A Geological Maelstrom
Concierge.com's Insider Guide:
In the rugged Pyrenees and the deep gorges of the Rhône, Stephan Wilkinson glimpses Europe's evolution from prehistoric caves to postmodern pilgrims
To most travelers, the south of France means Provence—the lovely but clichéd lavender region, a fount of adoring memoirs and one long favored by British expats fleeing clammy weather. My wife and I instead took one of our children to a different south of France, one rich in Roman history, and at times more Spanish than French and more Catalan than either. It's the land of Languedoc and Roussillon, of ancient fishing villages and medieval fortress towns, a mountain-rippled world of ruined forts, restored castles, deep river gorges, and untrafficked roads perfect for a Maserati Quattroporte—the rarest and the most distinctive of all luxury sedans.

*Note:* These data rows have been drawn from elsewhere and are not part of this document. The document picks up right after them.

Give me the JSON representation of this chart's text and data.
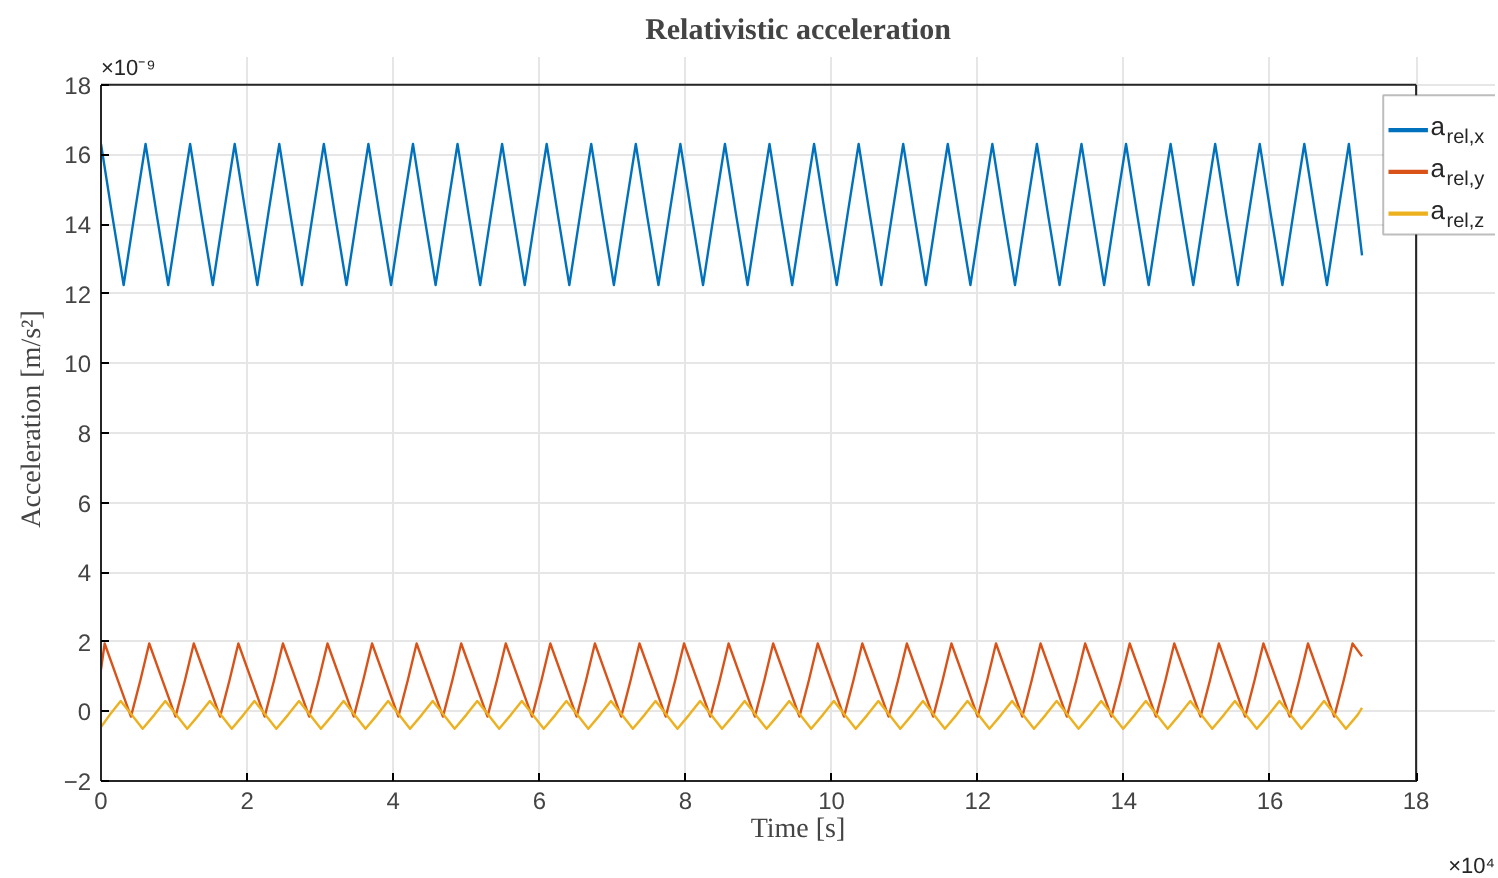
{
  "chart_data": {
    "type": "line",
    "title": "Relativistic acceleration",
    "xlabel": "Time [s]",
    "ylabel": "Acceleration [m/s²]",
    "annotations": [
      "×10⁻⁹",
      "×10⁴"
    ],
    "xlim": [
      0,
      18
    ],
    "xticks": [
      0,
      2,
      4,
      6,
      8,
      10,
      12,
      14,
      16,
      18
    ],
    "ylim": [
      -2,
      18
    ],
    "yticks": [
      -2,
      0,
      2,
      4,
      6,
      8,
      10,
      12,
      14,
      16,
      18
    ],
    "grid": true,
    "legend": "top right",
    "marker": "none",
    "line_style": "solid",
    "series": [
      {
        "name": "a$_{rel,x}$",
        "color": "#0072bd",
        "x": [
          0,
          0.15,
          0.31,
          0.46,
          0.61,
          0.76,
          0.92,
          1.07,
          1.22,
          1.37,
          1.53,
          1.68,
          1.83,
          1.98,
          2.14,
          2.29,
          2.44,
          2.59,
          2.75,
          2.9,
          3.05,
          3.2,
          3.36,
          3.51,
          3.66,
          3.81,
          3.97,
          4.12,
          4.27,
          4.42,
          4.58,
          4.73,
          4.88,
          5.03,
          5.19,
          5.34,
          5.49,
          5.64,
          5.8,
          5.95,
          6.1,
          6.25,
          6.41,
          6.56,
          6.71,
          6.86,
          7.02,
          7.17,
          7.32,
          7.47,
          7.63,
          7.78,
          7.93,
          8.08,
          8.24,
          8.39,
          8.54,
          8.69,
          8.85,
          9.0,
          9.15,
          9.3,
          9.46,
          9.61,
          9.76,
          9.91,
          10.07,
          10.22,
          10.37,
          10.52,
          10.68,
          10.83,
          10.98,
          11.13,
          11.29,
          11.44,
          11.59,
          11.74,
          11.9,
          12.05,
          12.2,
          12.35,
          12.51,
          12.66,
          12.81,
          12.96,
          13.12,
          13.27,
          13.42,
          13.57,
          13.73,
          13.88,
          14.03,
          14.18,
          14.34,
          14.49,
          14.64,
          14.79,
          14.95,
          15.1,
          15.25,
          15.4,
          15.56,
          15.71,
          15.86,
          16.01,
          16.17,
          16.32,
          16.47,
          16.62,
          16.78,
          16.93,
          17.08,
          17.26
        ],
        "values": [
          16.3,
          14.3,
          12.25,
          14.3,
          16.3,
          14.3,
          12.25,
          14.3,
          16.3,
          14.3,
          12.25,
          14.3,
          16.3,
          14.3,
          12.25,
          14.3,
          16.3,
          14.3,
          12.25,
          14.3,
          16.3,
          14.3,
          12.25,
          14.3,
          16.3,
          14.3,
          12.25,
          14.3,
          16.3,
          14.3,
          12.25,
          14.3,
          16.3,
          14.3,
          12.25,
          14.3,
          16.3,
          14.3,
          12.25,
          14.3,
          16.3,
          14.3,
          12.25,
          14.3,
          16.3,
          14.3,
          12.25,
          14.3,
          16.3,
          14.3,
          12.25,
          14.3,
          16.3,
          14.3,
          12.25,
          14.3,
          16.3,
          14.3,
          12.25,
          14.3,
          16.3,
          14.3,
          12.25,
          14.3,
          16.3,
          14.3,
          12.25,
          14.3,
          16.3,
          14.3,
          12.25,
          14.3,
          16.3,
          14.3,
          12.25,
          14.3,
          16.3,
          14.3,
          12.25,
          14.3,
          16.3,
          14.3,
          12.25,
          14.3,
          16.3,
          14.3,
          12.25,
          14.3,
          16.3,
          14.3,
          12.25,
          14.3,
          16.3,
          14.3,
          12.25,
          14.3,
          16.3,
          14.3,
          12.25,
          14.3,
          16.3,
          14.3,
          12.25,
          14.3,
          16.3,
          14.3,
          12.25,
          14.3,
          16.3,
          14.3,
          12.25,
          14.3,
          16.3,
          13.1
        ]
      },
      {
        "name": "a$_{rel,y}$",
        "color": "#d95319",
        "x": [
          0,
          0.05,
          0.23,
          0.41,
          0.54,
          0.66,
          0.84,
          1.02,
          1.15,
          1.27,
          1.45,
          1.63,
          1.76,
          1.88,
          2.06,
          2.24,
          2.37,
          2.49,
          2.67,
          2.85,
          2.98,
          3.1,
          3.28,
          3.46,
          3.59,
          3.71,
          3.89,
          4.07,
          4.2,
          4.32,
          4.5,
          4.68,
          4.81,
          4.93,
          5.11,
          5.29,
          5.42,
          5.54,
          5.72,
          5.9,
          6.03,
          6.15,
          6.33,
          6.51,
          6.64,
          6.76,
          6.94,
          7.12,
          7.25,
          7.37,
          7.55,
          7.73,
          7.86,
          7.98,
          8.16,
          8.34,
          8.47,
          8.59,
          8.77,
          8.95,
          9.08,
          9.2,
          9.38,
          9.56,
          9.69,
          9.81,
          9.99,
          10.17,
          10.3,
          10.42,
          10.6,
          10.78,
          10.91,
          11.03,
          11.21,
          11.39,
          11.52,
          11.64,
          11.82,
          12.0,
          12.13,
          12.25,
          12.43,
          12.61,
          12.74,
          12.86,
          13.04,
          13.22,
          13.35,
          13.47,
          13.65,
          13.83,
          13.96,
          14.08,
          14.26,
          14.44,
          14.57,
          14.69,
          14.87,
          15.05,
          15.18,
          15.3,
          15.48,
          15.66,
          15.79,
          15.91,
          16.09,
          16.27,
          16.4,
          16.52,
          16.7,
          16.88,
          17.01,
          17.13,
          17.26
        ],
        "values": [
          1.2,
          1.95,
          0.9,
          -0.15,
          0.9,
          1.95,
          0.9,
          -0.15,
          0.9,
          1.95,
          0.9,
          -0.15,
          0.9,
          1.95,
          0.9,
          -0.15,
          0.9,
          1.95,
          0.9,
          -0.15,
          0.9,
          1.95,
          0.9,
          -0.15,
          0.9,
          1.95,
          0.9,
          -0.15,
          0.9,
          1.95,
          0.9,
          -0.15,
          0.9,
          1.95,
          0.9,
          -0.15,
          0.9,
          1.95,
          0.9,
          -0.15,
          0.9,
          1.95,
          0.9,
          -0.15,
          0.9,
          1.95,
          0.9,
          -0.15,
          0.9,
          1.95,
          0.9,
          -0.15,
          0.9,
          1.95,
          0.9,
          -0.15,
          0.9,
          1.95,
          0.9,
          -0.15,
          0.9,
          1.95,
          0.9,
          -0.15,
          0.9,
          1.95,
          0.9,
          -0.15,
          0.9,
          1.95,
          0.9,
          -0.15,
          0.9,
          1.95,
          0.9,
          -0.15,
          0.9,
          1.95,
          0.9,
          -0.15,
          0.9,
          1.95,
          0.9,
          -0.15,
          0.9,
          1.95,
          0.9,
          -0.15,
          0.9,
          1.95,
          0.9,
          -0.15,
          0.9,
          1.95,
          0.9,
          -0.15,
          0.9,
          1.95,
          0.9,
          -0.15,
          0.9,
          1.95,
          0.9,
          -0.15,
          0.9,
          1.95,
          0.9,
          -0.15,
          0.9,
          1.95,
          0.9,
          -0.15,
          0.9,
          1.95,
          1.58
        ]
      },
      {
        "name": "a$_{rel,z}$",
        "color": "#edb120",
        "x": [
          0,
          0.12,
          0.27,
          0.42,
          0.57,
          0.73,
          0.88,
          1.03,
          1.18,
          1.34,
          1.49,
          1.64,
          1.79,
          1.95,
          2.1,
          2.25,
          2.4,
          2.56,
          2.71,
          2.86,
          3.01,
          3.17,
          3.32,
          3.47,
          3.62,
          3.78,
          3.93,
          4.08,
          4.23,
          4.39,
          4.54,
          4.69,
          4.84,
          5.0,
          5.15,
          5.3,
          5.45,
          5.61,
          5.76,
          5.91,
          6.06,
          6.22,
          6.37,
          6.52,
          6.67,
          6.83,
          6.98,
          7.13,
          7.28,
          7.44,
          7.59,
          7.74,
          7.89,
          8.05,
          8.2,
          8.35,
          8.5,
          8.66,
          8.81,
          8.96,
          9.11,
          9.27,
          9.42,
          9.57,
          9.72,
          9.88,
          10.03,
          10.18,
          10.33,
          10.49,
          10.64,
          10.79,
          10.94,
          11.1,
          11.25,
          11.4,
          11.55,
          11.71,
          11.86,
          12.01,
          12.16,
          12.32,
          12.47,
          12.62,
          12.77,
          12.93,
          13.08,
          13.23,
          13.38,
          13.54,
          13.69,
          13.84,
          13.99,
          14.15,
          14.3,
          14.45,
          14.6,
          14.76,
          14.91,
          15.06,
          15.21,
          15.37,
          15.52,
          15.67,
          15.82,
          15.98,
          16.13,
          16.28,
          16.43,
          16.59,
          16.74,
          16.89,
          17.04,
          17.2,
          17.26
        ],
        "values": [
          -0.45,
          -0.1,
          0.3,
          -0.1,
          -0.5,
          -0.1,
          0.3,
          -0.1,
          -0.5,
          -0.1,
          0.3,
          -0.1,
          -0.5,
          -0.1,
          0.3,
          -0.1,
          -0.5,
          -0.1,
          0.3,
          -0.1,
          -0.5,
          -0.1,
          0.3,
          -0.1,
          -0.5,
          -0.1,
          0.3,
          -0.1,
          -0.5,
          -0.1,
          0.3,
          -0.1,
          -0.5,
          -0.1,
          0.3,
          -0.1,
          -0.5,
          -0.1,
          0.3,
          -0.1,
          -0.5,
          -0.1,
          0.3,
          -0.1,
          -0.5,
          -0.1,
          0.3,
          -0.1,
          -0.5,
          -0.1,
          0.3,
          -0.1,
          -0.5,
          -0.1,
          0.3,
          -0.1,
          -0.5,
          -0.1,
          0.3,
          -0.1,
          -0.5,
          -0.1,
          0.3,
          -0.1,
          -0.5,
          -0.1,
          0.3,
          -0.1,
          -0.5,
          -0.1,
          0.3,
          -0.1,
          -0.5,
          -0.1,
          0.3,
          -0.1,
          -0.5,
          -0.1,
          0.3,
          -0.1,
          -0.5,
          -0.1,
          0.3,
          -0.1,
          -0.5,
          -0.1,
          0.3,
          -0.1,
          -0.5,
          -0.1,
          0.3,
          -0.1,
          -0.5,
          -0.1,
          0.3,
          -0.1,
          -0.5,
          -0.1,
          0.3,
          -0.1,
          -0.5,
          -0.1,
          0.3,
          -0.1,
          -0.5,
          -0.1,
          0.3,
          -0.1,
          -0.5,
          -0.1,
          0.3,
          -0.1,
          -0.5,
          -0.1,
          0.1
        ]
      }
    ]
  }
}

Day 1: Barcelona to Molitg-les-Bains
Barcelonans stay up late and get up even later. Starbucks doesn't open until nine here, so we put our 400-horsepower Italian sprinter into rush-hour traffic at ten in the morning on a bumper-to-bumper highway—not the ideal place to try to make friends with a $125,000 supercar. At Figueres, we peel off and head seaward, toward the Costa Brava. The empty secondary road winds over the coastal mountains through morning fog, and as we crest the hills, suddenly we're in a stubby-treed Mediterranean landscape.
We know we're in twenty-first-century tourist country when a one-stop-shopping store sign reads INTERNET FAX SCOOTERS BIKES. We're in Cadaqués, once the summer home of Salvador Dalí—his house at the little cove of Port Lligat is now a fantastic museum. He remains the local hero, even though by the twilight of his strange career, he seemed to be better at getting the girls to undress poolside at parties here than at painting. I should be so lucky. The Costa Brava is deserted in mid-autumn—so shuttered and silent that it could be a film set after the shoot has wrapped. The contorted two-lane winding along the coastal mountains must be a misery in the summer, but our only blockage, briefly, is a snail-like camper with the painted boast, in German, TOO OLD TO WORK, TOO YOUNG TO DIE, JUST RIGHT TO TRAVEL.

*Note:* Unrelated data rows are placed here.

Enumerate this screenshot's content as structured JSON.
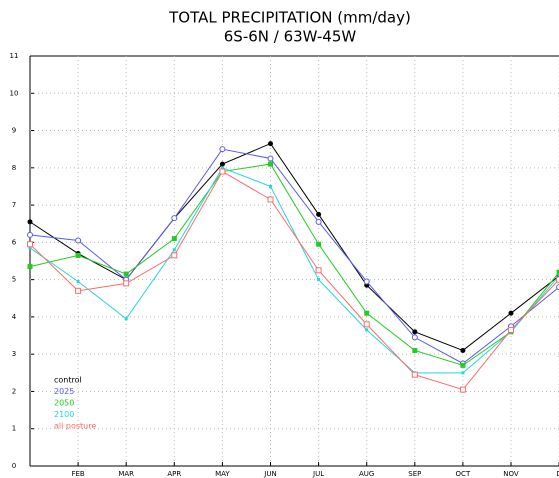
{
  "chart_data": {
    "type": "line",
    "title": "TOTAL PRECIPITATION (mm/day)",
    "subtitle": "6S-6N / 63W-45W",
    "categories": [
      null,
      "FEB",
      "MAR",
      "APR",
      "MAY",
      "JUN",
      "JUL",
      "AUG",
      "SEP",
      "OCT",
      "NOV",
      "D"
    ],
    "ylim": [
      0,
      11
    ],
    "yticks": [
      0,
      1,
      2,
      3,
      4,
      5,
      6,
      7,
      8,
      9,
      10,
      11
    ],
    "grid": true,
    "legend": "lower left",
    "series": [
      {
        "name": "control",
        "color": "#000000",
        "marker": "filled-circle",
        "values": [
          6.55,
          5.7,
          5.0,
          6.65,
          8.1,
          8.65,
          6.75,
          4.85,
          3.6,
          3.1,
          4.1,
          5.1
        ]
      },
      {
        "name": "2025",
        "color": "#5a5aee",
        "marker": "open-circle",
        "values": [
          6.2,
          6.05,
          5.0,
          6.65,
          8.5,
          8.25,
          6.55,
          4.95,
          3.45,
          2.75,
          3.75,
          4.8
        ]
      },
      {
        "name": "2050",
        "color": "#22cc22",
        "marker": "filled-square",
        "values": [
          5.35,
          5.65,
          5.15,
          6.1,
          7.9,
          8.1,
          5.95,
          4.1,
          3.1,
          2.7,
          3.6,
          5.2
        ]
      },
      {
        "name": "2100",
        "color": "#22d8d8",
        "marker": "small-square",
        "values": [
          5.85,
          4.95,
          3.95,
          5.8,
          8.0,
          7.5,
          5.0,
          3.65,
          2.5,
          2.5,
          3.6,
          5.1
        ]
      },
      {
        "name": "all posture",
        "color": "#ff6a6a",
        "marker": "open-square",
        "values": [
          5.95,
          4.7,
          4.9,
          5.65,
          7.9,
          7.15,
          5.25,
          3.8,
          2.45,
          2.05,
          3.65,
          5.0
        ]
      }
    ]
  }
}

Far below, the railroad bores resolutely through every inconvenient escarpment in a straight line along the coast, but our road twists and turns to laboriously cross every ridgeline, climbing and descending constantly. In places we can plainly see the road half a mile ahead, across a deep declivity, but it will take ten miles of driving to get there.
Everything flattens out when we get to sea level at Argelès, in France. When we turn inland on the D-612 at Elne, we're immediately in wine country, and vineyards replace stunted shrubs.
Day 2: Molitg-les-Bains to Villefranche-de-Conflent and back
Rudyard Kipling was a Rolls-Royce guy, but he would have loved the Maserati. We follow Kip-ling's tracks up the steep, narrow, un-guardrailed road to Vernet-les-Bains, a spa town on the slopes of the Pyrenees that he and many other Brits fancied. The Maser feels double-wide, since the few other vehicles we meet are all Peugeot and Renault microcars.